Para aderir a uma voz, de acordo com a análise de Muniz Sodré, o indivíduo não precisa realmente acreditar no discurso, desde que haja o que ele classifica como “força performativa”. O professor alerta que é preciso fazer uma distinção entre o que é o discurso constatativo e performativo. Ele cita como exemplo de constatativo o discurso que afirma que a Terra é redonda, algo que pode ser provado, constatado. Já o discurso performativo produz seus efeitos quando a pessoa simplesmente confia na autoridade que diz alguma coisa. “O indivíduo não precisa acreditar no discurso pra aderir, desde que esse discurso tenha força performativa”, afirma.

Ao analisar a influência da mídia sobre a propagação dessas mensagens, Muniz Sodré afirma que o protagonismo hoje é das redes sociais – cuja velocidade as torna mais eficientes em termos políticos. “A televisão foi o grande educador público no século passado, papel ocupado hoje pelas redes”, destacou o professor.

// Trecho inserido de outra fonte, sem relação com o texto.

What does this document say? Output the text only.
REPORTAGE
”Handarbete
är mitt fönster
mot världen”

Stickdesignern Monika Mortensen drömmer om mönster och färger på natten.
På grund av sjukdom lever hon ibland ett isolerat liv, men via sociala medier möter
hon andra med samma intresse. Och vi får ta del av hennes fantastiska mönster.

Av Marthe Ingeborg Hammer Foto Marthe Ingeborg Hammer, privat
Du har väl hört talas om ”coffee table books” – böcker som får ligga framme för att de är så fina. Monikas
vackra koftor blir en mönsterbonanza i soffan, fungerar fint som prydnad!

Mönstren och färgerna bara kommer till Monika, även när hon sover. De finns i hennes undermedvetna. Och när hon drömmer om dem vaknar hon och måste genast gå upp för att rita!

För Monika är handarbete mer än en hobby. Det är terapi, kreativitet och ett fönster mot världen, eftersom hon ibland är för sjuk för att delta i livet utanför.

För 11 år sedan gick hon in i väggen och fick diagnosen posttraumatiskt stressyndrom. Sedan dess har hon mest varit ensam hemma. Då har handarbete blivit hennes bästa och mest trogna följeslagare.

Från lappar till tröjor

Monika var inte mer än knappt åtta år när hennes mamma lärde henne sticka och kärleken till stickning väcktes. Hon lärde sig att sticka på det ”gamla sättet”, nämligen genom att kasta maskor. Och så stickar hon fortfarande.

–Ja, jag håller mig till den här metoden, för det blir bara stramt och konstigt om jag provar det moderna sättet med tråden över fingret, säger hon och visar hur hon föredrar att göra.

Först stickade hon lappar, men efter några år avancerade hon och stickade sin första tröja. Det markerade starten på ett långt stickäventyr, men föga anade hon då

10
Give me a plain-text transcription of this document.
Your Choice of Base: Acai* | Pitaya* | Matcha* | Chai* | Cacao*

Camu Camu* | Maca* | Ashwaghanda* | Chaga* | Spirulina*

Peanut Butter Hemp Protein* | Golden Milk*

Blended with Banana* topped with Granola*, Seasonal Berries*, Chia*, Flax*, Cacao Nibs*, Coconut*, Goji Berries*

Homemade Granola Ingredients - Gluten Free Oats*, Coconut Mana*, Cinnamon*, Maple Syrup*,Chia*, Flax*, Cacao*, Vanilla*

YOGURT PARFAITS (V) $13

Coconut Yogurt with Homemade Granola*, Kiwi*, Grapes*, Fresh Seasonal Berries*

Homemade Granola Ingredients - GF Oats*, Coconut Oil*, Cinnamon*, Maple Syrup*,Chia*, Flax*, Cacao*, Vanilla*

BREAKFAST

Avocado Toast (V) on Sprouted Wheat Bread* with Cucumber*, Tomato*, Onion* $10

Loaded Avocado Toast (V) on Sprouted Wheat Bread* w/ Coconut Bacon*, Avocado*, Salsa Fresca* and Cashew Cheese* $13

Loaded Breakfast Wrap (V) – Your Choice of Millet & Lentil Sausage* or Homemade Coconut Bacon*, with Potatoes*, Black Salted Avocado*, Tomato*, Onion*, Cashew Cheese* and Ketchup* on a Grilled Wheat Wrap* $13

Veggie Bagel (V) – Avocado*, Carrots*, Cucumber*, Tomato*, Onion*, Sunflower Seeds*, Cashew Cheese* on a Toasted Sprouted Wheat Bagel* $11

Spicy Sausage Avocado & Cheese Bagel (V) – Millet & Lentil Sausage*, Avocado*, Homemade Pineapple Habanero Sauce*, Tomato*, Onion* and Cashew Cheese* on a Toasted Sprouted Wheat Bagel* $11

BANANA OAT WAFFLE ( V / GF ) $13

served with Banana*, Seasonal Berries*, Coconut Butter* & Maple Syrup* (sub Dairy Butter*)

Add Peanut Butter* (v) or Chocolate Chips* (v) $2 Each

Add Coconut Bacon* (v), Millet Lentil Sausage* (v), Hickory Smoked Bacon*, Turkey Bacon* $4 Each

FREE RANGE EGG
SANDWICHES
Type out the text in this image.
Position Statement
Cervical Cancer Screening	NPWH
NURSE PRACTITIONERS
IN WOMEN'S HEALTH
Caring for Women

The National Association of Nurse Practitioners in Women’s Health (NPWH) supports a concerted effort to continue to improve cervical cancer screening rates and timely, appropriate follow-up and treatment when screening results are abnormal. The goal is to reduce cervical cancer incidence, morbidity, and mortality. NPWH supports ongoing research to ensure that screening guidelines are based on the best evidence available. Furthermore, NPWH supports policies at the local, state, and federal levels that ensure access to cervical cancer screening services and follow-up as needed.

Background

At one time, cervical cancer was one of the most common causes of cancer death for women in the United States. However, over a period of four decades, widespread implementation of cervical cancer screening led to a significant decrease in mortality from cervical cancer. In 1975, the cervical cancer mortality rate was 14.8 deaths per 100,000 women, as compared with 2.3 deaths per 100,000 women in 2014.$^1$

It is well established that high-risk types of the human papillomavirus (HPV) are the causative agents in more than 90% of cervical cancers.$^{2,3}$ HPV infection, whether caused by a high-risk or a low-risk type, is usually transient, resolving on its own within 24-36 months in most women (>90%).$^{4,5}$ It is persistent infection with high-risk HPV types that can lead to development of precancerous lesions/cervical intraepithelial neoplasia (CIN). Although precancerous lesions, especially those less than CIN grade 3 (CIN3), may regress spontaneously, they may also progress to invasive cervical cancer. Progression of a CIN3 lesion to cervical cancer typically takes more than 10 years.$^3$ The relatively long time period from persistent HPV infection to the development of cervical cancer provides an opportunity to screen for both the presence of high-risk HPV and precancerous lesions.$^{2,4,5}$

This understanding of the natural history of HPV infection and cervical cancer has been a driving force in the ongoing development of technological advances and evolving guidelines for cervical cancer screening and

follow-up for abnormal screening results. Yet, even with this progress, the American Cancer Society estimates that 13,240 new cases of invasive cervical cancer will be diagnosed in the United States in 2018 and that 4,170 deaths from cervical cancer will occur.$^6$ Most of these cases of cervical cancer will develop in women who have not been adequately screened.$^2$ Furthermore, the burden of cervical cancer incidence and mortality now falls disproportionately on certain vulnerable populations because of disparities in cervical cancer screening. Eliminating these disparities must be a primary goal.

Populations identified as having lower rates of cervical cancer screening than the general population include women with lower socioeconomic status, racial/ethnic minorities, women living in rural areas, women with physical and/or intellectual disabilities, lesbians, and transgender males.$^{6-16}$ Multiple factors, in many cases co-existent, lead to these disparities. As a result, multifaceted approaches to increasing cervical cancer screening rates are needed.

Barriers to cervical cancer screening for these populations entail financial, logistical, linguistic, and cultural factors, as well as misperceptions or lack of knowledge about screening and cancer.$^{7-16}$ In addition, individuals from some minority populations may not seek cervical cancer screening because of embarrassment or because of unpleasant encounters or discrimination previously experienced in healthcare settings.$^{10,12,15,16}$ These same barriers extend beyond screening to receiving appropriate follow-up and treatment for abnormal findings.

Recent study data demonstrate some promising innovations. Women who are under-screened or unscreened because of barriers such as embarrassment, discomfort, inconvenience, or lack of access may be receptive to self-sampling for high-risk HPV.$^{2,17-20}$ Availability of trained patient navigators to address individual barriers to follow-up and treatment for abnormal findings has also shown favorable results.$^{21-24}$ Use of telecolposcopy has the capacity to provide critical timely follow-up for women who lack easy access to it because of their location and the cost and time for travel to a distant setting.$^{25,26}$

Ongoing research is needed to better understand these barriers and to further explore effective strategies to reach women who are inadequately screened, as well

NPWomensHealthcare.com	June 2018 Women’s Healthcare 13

Quanto à importância da verdade, Muniz argumenta que “ela não é uma coisa externa, a ser alcançada por meio lógicos e técnicos”. Nesse sentido, ele lembra que as agências de checagem são muito úteis do ponto de vista jornalístico, o que, no entanto, não as tornam instrumentos de produção da verdade. “A verdade é a própria energia interna, a energia fundadora, é a própria condição de possibilidade da interação humana”, afirma o palestrante, para quem “não é possível mentir o tempo todo, até quando queremos mentir”.

Muniz Sodré considera o trabalho da Comunicação extremamente importante e afirma que a luta hoje é comunicacional. “Há neste momento no mundo autocracias que são informacionais, como a Rússia, caracterizando um outro tipo de ditadura. Uma autocracia nesse nível está tentando se construir no Brasil, mas não está se conseguindo isso aqui”.

Após a palestra, o professor Muniz Sodré respondeu a algumas perguntas. Entre elas, se estaríamos nos transformando em uma sociedade algoritma. Ao concordar com a proposição, ele disse não ter dúvidas de que a realidade hoje, que já vinha sendo matematicamente construída, chegou ao algoritmo. “O real industrial e tecnológico, hoje é o algoritmo. Isso significa que a questão da verdade é tecnológica e se desloca do plano humano para a tecnologia”. Como exemplo, Muniz citou a guerra na Ucrânia, onde segundo ele, as armas russas são muito melhores do que a capacidade dos militares enviados por Moscou.